The pool of Siloam at the end of Hezekiah's tunnel is a rock-cut pool on the southern slope of 'the City David' in Jerusalem

La piscine de Siloé

Cet aveugle-né guéri par Jésus a dû être bien étonné : quel remue-ménage a provoqué sa guérison ! Dans son dernier roman, discutable, Amélie Nothomb refait le procès de Jésus et elle imagine que d’anciens miraculés viennent à la barre témoigner contre Jésus, s’estimant lésés. On peut penser que notre aveugle guéri pourrait se plaindre à son tour : sa guérison tourne au rejet, à l’exclusion de la synagogue et sans doute à sa mise à l’écart par sa famille. Cela fait beaucoup…

Quel peut bien être l’intention de l’évangéliste de nous raconter cet épisode, pourquoi aussi cette narration s’est-elle transmise de génération en génération, jusqu’à nous ? Par-delà l’anecdote, ce qui est regardé comme décisif par tout l’Évangile c’est voir, c’est le passage des ténèbres à la lumière, passer de l’aveuglement au regard neuf, voir autrement. Ce n’est pas pour rien que le Cardinal Cardijn a mis au principe du comportement chrétien : voir, juger, agir. Le croyant n’est pas un mystifié mais un éveillé. Voir les germes de vie et d’espérance qui sont là aussi, voir les signes du Royaume, voir ceux et celles qui ne sont pas regardés parce qu’ils sont sur les bords de notre monde.

Si telle est l’intention de tout l’Évangile, alors on s’étonne moins de trouver dans le passage de ce dimanche autre chose que la guérison d’un aveugle.

En effet nous lisons et entendons dans ce même récit évangélique, des paroles de Jésus : « C’est pour un jugement que je suis venu en ce monde : que les non-voyants voient, et que les voyants deviennent aveugles ». Voilà une affirmation péremptoire mais énigmatique qui n’est pas sans rappeler cette autre parole de Jésus : « je ne suis pas venu apporter la paix sur la terre mais le glaive ». Si l’on entend bien, la mission de Jésus, son Évangile, sa bonne nouvelle ne se ramène pas à la guérison mais comporte un jugement. C’est une mise en cause, une séparation. Nous connaissons une séparation, une répartition entre le bien et le mal, entre les bons et les méchants. C’est une répartition qui nous est familière depuis l’enfance, depuis les films distinguant les bons et les méchants. Ce n’est pas cette répartition que vise Jésus. Il parle de la séparation entre non-voyants et voyants, entre lumière et ténèbres, entre les aveugles et ceux qui croient voir clair. Il y aurait donc aveugle et aveugle.

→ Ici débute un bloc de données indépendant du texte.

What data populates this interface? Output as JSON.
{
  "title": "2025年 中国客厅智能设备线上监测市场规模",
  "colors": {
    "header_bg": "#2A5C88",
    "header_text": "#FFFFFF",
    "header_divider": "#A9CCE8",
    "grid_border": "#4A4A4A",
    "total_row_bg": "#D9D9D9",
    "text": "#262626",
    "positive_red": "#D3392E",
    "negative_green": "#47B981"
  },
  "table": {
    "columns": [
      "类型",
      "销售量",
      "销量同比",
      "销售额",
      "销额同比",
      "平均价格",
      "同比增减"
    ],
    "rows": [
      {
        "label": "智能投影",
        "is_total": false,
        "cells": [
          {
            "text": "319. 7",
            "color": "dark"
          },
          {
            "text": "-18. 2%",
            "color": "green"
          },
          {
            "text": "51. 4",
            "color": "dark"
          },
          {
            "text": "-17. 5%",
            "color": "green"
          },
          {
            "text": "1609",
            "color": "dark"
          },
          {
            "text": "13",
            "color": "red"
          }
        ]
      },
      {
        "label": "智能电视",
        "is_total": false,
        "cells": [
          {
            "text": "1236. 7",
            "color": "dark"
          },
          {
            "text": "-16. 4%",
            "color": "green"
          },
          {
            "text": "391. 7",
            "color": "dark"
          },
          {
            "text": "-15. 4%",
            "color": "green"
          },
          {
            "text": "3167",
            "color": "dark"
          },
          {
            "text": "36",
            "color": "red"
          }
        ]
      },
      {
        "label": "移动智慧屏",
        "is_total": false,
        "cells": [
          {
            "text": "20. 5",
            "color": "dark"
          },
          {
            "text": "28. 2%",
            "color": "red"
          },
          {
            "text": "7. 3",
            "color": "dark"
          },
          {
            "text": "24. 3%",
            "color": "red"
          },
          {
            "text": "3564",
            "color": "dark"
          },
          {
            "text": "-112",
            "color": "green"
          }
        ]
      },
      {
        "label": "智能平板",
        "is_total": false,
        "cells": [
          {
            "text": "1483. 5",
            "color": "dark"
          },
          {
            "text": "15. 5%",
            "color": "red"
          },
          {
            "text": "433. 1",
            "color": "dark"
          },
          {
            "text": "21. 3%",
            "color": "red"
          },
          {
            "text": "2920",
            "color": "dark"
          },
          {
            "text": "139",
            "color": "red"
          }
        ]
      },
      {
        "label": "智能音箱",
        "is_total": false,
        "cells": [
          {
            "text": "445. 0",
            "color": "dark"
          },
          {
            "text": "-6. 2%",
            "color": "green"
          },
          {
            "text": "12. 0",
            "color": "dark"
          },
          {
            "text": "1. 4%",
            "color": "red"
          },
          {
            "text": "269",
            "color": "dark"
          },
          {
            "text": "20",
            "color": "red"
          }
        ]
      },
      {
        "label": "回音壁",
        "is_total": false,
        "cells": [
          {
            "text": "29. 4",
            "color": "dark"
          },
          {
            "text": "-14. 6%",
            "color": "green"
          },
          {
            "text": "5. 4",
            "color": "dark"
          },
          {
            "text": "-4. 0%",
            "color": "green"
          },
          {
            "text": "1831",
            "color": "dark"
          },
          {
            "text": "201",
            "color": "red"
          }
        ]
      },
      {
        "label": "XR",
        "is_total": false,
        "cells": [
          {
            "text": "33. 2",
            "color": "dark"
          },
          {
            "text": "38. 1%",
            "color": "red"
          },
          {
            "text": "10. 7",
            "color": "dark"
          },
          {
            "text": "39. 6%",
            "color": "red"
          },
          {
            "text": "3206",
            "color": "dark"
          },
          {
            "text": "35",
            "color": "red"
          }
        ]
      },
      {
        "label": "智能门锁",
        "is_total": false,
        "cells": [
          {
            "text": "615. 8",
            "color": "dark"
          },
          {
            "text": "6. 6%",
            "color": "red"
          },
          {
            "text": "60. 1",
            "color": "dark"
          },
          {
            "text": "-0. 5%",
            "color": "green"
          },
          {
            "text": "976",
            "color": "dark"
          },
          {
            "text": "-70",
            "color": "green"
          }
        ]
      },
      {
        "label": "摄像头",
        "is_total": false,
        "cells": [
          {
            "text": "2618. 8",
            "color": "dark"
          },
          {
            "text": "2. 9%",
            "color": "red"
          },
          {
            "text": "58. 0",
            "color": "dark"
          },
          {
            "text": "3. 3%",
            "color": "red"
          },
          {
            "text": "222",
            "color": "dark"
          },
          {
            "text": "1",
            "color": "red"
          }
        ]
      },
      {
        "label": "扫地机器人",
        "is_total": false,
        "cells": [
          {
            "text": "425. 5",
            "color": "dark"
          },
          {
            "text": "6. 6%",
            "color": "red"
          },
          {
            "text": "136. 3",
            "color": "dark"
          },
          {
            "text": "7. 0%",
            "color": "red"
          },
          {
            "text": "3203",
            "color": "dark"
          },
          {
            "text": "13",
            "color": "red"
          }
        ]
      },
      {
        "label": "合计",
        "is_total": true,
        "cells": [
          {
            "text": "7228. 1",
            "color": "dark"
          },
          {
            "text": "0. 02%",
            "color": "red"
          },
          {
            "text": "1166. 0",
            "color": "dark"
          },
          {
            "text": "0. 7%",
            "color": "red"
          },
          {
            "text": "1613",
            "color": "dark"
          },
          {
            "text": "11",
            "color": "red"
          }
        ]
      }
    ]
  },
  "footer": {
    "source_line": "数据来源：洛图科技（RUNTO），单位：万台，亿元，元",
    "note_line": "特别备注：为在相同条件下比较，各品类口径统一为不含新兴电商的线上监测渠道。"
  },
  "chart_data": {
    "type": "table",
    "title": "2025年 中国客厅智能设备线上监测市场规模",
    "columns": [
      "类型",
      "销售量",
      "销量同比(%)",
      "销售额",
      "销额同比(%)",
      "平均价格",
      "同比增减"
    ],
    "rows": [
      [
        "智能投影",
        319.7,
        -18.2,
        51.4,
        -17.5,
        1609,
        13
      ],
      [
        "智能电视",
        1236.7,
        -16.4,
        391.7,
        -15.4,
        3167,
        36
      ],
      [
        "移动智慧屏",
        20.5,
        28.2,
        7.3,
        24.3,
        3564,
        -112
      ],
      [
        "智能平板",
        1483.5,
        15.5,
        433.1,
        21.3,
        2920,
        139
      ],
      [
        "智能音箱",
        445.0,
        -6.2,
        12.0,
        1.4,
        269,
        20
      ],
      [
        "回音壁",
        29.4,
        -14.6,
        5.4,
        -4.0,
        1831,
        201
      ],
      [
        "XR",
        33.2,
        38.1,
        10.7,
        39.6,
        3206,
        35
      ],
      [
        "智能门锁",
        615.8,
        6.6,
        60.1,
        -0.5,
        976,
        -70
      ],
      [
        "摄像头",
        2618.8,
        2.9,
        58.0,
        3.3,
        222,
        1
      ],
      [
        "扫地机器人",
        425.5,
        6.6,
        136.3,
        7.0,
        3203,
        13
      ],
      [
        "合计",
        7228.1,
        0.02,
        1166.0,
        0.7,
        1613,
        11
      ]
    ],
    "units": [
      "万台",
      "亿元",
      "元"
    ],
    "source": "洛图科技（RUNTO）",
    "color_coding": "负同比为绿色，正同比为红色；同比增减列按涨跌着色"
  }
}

Mais où est l’aveuglement ? Où est notre aveuglement si du moins cet évangile nous concerne encore…Aveugle à quoi ? Et voir clair ?

Peut-être de pouvoir reconnaître la bonté et la vie d’où qu’elles viennent lorsqu’elles sont là. La vie invente, et la bonté est ce qui la renouvelle et la reverdit. Elle ouvre les yeux, elle voit ce qui est à voir et comme cela, elle maintient l’existence en état d’ouverture. Tel est Jésus : que la vie puisse inventer, puisse s’inventer plutôt que d’être sur des rails.

Qu’est-ce qui aveugle ? Qu’est-ce qui rend aveugle ? Au point qu’on n’est plus capable de voir l’évidence, la nouveauté bonne qui est sous nos yeux. Quand nos croyances, nos certitudes, nos ceintures de sécurité, nos jugements deviennent des filtres, des œillères, des préjugés. De la nouveauté est là, de la guérison est là. Mais on ne veut pas le reconnaître. Cela ne change rien dans notre vie.

Il serait sans doute excessif de dire que Jésus suscite la violence parce qu’il a guéri un aveugle mais le récit nous laisse devant cette constatation, celle de la violence qui vient sur les pas de la bonté. Mais pourquoi ? L’amour ne serait-il pas aimé ? Je ne sais quel auteur, quel poète a dit cela. Nous le demanderons à l’escapade littéraire…

Terminons bien entendu en ce dimanche où la littérature est à l’honneur par une citation : « La croissance du bien dans le monde dépend en partie d’actes qui n’ont rien d’historique et, si les choses vont moins mal qu’elles ne le pourraient pour vous et pour moi, on le doit au nombre d’êtres qui mènent fidèlement une vie cachée avant de se reposer dans des tombes délaissées ». –

Fr. Hubert Thomas

Lectures de la messe :
1 S 16, 1b.6-7.10-13a
Ps 22 (23), 1-2ab, 2c-3, 4, 5, 6
Ep 5, 8-14
Jn 9, 1-41)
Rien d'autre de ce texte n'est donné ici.